I’ll be blunt: Revocable trusts are by far the preferred choice of estate planning vehicle, and they aren’t just for the wealthy. Even if your estate will never be taxable, and even if you have the perfect family, a revocable trust is easier to manage and easier to settle than a will. It provides complete privacy and autonomy within the family. It is managed outside of any court oversight. Done right, it will never be a part of the public record like a will.
A will is most appropriate for small estates with no real property and total values of under $100,000. For anything else, it’s hard to envision a situation where a will is more suitable than a revocable family trust.
You may need guidance here – talk to an estate planning professional about your situation and get his or her opinion.
Step 6: Consider Your Retirement Savings Plan : Look at your IRA or 401(k) beneficiary and make sure it is correctly worded
One of your largest assets could very well be your IRA or 401(k). These require special tax and inheritance considerations.

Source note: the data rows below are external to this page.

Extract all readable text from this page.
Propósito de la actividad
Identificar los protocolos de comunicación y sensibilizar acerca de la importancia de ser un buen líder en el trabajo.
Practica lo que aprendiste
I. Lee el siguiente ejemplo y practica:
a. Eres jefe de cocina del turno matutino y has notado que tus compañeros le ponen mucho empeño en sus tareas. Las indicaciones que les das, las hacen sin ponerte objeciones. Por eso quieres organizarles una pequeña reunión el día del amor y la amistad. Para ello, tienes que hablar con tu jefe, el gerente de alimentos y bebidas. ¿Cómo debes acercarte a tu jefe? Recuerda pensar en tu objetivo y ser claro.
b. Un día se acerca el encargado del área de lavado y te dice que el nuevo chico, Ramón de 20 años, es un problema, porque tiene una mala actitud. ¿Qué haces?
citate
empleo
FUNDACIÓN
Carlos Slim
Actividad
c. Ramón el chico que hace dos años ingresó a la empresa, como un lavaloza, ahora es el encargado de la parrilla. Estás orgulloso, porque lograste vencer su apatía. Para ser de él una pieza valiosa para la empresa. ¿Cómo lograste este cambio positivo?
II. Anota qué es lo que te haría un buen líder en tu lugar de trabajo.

Generally speaking, you want to make sure your retirement savings are not left to your family trust. The best course of action, assuming there are no major problems with your children and their ability to handle money, is to name your spouse as primary beneficiary and your children as co-equal secondary beneficiaries. The beneficiary language you use is critical here. Using the wrong language can result in unfortunate and unnecessary taxation of your retirement asset.
If you are what I call a “Traditional Married Couple” – that is, legally married to only ever one spouse with children only from this marriage, you have powerful estate planning options that other couples don’t have. The realities of tax policy favor people who can trust their spouse to only favor their children, not others. You should definitely call me for more details about this.
Step 7: Seek Professional Guidance “Do-it-Yourself” solutions are fine for those with few assets. But if you’re concerned about making the right choices for your family, there’s no substituting for experience.
Technology is wonderful, but it can create a false sense of security. Just because you can sink your retirement savings in an online brokerage account filled with penny stocks doesn’t mean you should. Likewise, just because you can find a form online that says it’s a living trust doesn’t mean that form will help your family.
I don’t believe much in the adage, “Learn from your mistakes.” Of course, if you’re going to make a mistake, by all means learn from it, but I much prefer the idea of learning from other people’s mistakes.
Think about it: how many trusts will you draft in your lifetime? How many different situations will you face while drafting those documents? Can you afford to learn from your own mistakes with something as important as estate planning? I’ve drafted hundreds of estate plans and seen the decisions of hundreds of families. There really is no substitute for experience.
And be careful that you talk with someone who really knows estate planning. There are lots of lawyers who will draft a will or trust (or two) each year in between their divorce trials, personal injury settlements and business deals, but do these lawyers really know everything they need to know to protect you and your family? Do yourself a favor and get help from someone whose professional focus is on estate planning.